Lo que había dentro no era un animal moribundo ni un pedazo de carne robado de alguna granja. Eran dos manitas azuladas, una carita manchada de sangre seca y un pecho que apenas se movía. Una criatura. Envuelta en un chaquetón de mujer, con el cordón umbilical todavía prendido, tieso, como un recuerdo retorcido.
La sangre se le fue a los pies. Sintió que la cabaña daba una vuelta entera.
—Dios santo…
Respiraba. Pero respiraba por un hilo. Eliseo la desenvolvió con manos temblorosas, buscó una toalla raída y empezó a frotarle la espalda. No lloraba. Eso era lo peor. Un recién nacido que no llora está pidiendo permiso para morirse.
Corrió a la cocina, encendió la hornalla con un fósforo que se le quebró al primer intento, y puso a calentar un jarro de leche de cabra —la cabra dormía en el cobertizo— mientras sujetaba a la niña contra su pecho debajo de la camisa de franela. La sintió tan fría como la noche.
Pasó una hora eterna. La niña soltó un quejido apenas audible, y luego un llanto como maullido de gato recién nacido. Eliseo se echó a reír sin darse cuenta, llorando al mismo tiempo.
El lobo no se había ido. Seguía junto al escalón, vuelto una estatua de hielo. Cuando Eliseo abrió para vaciar el orinal, lo vio allá, echado, con el hocico entre las patas, como un perro que ha hecho bien su trabajo pero no sabe si le van a dar con la puerta en el hocico.
El teléfono satelital no respondía. La tormenta había tumbado alguna línea repetidora. La camioneta estaba enterrada bajo metro y medio de nieve. Eliseo pasó dos días enteros atrapado en la cabaña con un animal de colmillos afuera y una niña de horas adentro. Le daba leche con un gotero, la limpiaba con paños tibios y la arrullaba murmurando viejos corridos mexicanos que le había enseñado su abuela en Durango.
La niña abrió los ojos al tercer amanecer. Eran grises como la panza del lobo.
Esa tarde, cuando cesó de nevar, el viejo se abrigó con todo lo que encontró, amarró a la niña contra su cuerpo con un rebozo y salió dispuesto a caminar hasta el camino forestal. No había llegado a los pinos cuando el lobo se levantó, le cerró el paso y echó a andar monte arriba, despacio, mirando hacia atrás cada tres zancadas.
Lo siguió. No sabía por qué, pero lo siguió.

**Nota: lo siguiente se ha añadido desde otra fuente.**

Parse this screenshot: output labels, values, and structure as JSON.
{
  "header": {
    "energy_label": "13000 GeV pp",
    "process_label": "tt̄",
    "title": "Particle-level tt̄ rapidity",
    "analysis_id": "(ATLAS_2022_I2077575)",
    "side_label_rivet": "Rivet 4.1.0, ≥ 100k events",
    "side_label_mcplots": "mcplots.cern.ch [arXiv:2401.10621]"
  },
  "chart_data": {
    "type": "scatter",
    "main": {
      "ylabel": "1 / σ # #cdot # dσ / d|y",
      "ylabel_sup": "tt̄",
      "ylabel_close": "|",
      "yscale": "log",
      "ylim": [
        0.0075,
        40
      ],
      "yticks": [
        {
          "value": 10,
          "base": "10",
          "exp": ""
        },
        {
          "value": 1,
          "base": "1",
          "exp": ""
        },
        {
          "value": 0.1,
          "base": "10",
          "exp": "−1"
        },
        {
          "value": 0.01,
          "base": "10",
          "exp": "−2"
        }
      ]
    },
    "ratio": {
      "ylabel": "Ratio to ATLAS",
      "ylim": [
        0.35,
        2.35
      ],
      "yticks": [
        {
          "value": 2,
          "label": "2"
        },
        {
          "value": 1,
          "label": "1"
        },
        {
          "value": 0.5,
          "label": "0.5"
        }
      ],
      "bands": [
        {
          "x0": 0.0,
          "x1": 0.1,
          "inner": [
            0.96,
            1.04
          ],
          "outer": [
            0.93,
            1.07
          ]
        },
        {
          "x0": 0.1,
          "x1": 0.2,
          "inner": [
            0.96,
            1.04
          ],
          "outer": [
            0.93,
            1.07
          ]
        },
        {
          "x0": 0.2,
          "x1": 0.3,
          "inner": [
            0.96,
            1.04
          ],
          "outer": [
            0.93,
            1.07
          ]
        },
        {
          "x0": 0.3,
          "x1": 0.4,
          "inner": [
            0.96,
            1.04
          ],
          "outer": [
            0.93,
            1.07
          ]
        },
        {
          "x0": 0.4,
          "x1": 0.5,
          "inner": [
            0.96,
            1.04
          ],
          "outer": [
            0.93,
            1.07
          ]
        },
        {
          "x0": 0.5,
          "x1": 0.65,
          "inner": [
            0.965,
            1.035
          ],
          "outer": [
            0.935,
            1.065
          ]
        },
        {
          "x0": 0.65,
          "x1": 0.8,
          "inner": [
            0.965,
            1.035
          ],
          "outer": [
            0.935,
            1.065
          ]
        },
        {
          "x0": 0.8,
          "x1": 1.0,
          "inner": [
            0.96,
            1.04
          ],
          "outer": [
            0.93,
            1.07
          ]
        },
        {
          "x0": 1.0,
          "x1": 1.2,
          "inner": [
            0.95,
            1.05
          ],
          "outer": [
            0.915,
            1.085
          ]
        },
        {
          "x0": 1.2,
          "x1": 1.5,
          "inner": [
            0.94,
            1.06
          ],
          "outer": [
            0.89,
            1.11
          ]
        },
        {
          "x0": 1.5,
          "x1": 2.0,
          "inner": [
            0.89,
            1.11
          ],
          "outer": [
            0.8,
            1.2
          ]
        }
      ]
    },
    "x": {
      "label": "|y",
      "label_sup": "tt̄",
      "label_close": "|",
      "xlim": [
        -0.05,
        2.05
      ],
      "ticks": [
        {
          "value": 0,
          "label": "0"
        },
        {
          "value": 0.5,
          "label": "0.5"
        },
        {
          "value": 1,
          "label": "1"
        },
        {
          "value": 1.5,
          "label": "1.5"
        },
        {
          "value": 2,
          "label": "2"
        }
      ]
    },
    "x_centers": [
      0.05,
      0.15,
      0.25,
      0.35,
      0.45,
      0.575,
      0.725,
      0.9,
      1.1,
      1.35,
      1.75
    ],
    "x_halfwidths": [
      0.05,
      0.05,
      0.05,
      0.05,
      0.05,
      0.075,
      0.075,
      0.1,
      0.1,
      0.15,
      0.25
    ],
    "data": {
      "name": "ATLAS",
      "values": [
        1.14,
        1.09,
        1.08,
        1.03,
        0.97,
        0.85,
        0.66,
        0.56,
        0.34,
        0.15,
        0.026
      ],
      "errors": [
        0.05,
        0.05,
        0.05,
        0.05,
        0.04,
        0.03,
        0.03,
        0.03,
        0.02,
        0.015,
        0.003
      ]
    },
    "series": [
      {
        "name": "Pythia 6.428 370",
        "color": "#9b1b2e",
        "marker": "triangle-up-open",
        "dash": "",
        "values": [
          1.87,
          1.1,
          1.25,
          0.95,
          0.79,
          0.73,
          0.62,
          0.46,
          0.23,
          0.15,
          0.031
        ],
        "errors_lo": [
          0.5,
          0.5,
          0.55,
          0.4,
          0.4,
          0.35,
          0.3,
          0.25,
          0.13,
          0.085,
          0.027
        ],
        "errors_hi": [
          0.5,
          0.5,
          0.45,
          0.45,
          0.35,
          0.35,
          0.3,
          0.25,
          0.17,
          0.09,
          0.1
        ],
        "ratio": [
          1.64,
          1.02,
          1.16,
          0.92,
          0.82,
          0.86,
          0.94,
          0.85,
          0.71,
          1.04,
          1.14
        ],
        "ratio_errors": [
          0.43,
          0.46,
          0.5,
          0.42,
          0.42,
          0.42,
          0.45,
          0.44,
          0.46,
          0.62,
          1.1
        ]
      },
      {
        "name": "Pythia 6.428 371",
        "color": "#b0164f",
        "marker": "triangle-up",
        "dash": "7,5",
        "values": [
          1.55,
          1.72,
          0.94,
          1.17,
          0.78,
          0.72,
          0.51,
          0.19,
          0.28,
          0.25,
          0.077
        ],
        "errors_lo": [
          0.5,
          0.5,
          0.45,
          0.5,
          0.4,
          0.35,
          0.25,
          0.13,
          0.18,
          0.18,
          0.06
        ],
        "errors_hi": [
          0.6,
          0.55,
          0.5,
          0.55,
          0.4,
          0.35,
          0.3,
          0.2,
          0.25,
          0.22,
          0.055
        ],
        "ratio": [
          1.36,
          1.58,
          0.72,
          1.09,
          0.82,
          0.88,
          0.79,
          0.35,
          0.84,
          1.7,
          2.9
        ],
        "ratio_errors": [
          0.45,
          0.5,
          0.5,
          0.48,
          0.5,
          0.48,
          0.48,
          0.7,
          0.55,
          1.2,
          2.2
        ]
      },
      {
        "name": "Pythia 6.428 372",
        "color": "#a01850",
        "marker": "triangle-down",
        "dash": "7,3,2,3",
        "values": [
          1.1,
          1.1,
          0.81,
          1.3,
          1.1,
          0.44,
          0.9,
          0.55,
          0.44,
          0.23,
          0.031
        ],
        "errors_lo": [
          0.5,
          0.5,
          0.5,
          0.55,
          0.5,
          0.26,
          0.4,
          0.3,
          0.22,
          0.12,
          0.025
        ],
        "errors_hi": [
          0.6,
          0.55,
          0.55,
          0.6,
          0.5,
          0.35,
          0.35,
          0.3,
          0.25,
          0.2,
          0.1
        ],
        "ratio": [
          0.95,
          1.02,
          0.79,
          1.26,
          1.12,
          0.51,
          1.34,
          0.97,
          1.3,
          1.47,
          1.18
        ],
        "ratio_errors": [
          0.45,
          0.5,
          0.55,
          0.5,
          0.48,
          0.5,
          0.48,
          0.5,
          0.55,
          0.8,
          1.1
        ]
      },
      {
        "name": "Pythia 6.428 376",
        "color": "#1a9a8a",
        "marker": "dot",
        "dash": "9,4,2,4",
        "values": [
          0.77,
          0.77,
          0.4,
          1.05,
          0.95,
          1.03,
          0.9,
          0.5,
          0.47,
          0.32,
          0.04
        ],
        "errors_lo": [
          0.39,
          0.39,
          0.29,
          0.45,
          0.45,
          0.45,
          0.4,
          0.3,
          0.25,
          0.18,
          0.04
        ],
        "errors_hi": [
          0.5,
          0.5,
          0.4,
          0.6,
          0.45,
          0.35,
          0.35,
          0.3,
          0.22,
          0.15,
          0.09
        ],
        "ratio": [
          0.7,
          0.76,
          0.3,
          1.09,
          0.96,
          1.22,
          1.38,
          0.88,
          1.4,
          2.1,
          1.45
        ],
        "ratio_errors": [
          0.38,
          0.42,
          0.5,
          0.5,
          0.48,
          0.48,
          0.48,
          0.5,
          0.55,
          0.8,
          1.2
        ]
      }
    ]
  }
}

Media hora después, entre dos quebradas de roca, encontró el resplandor metálico de un auto volcado. Un Ford Focus con placas de Colorado, partido contra un abeto, completamente cubierto de nieve. La ventanilla del conductor, abierta, dejaba ver el cuerpo de una mujer joven, sin abrigo, con una mancha oscura en el cuello. En el asiento trasero, un asiento de bebé vacío y una mochila con pañales.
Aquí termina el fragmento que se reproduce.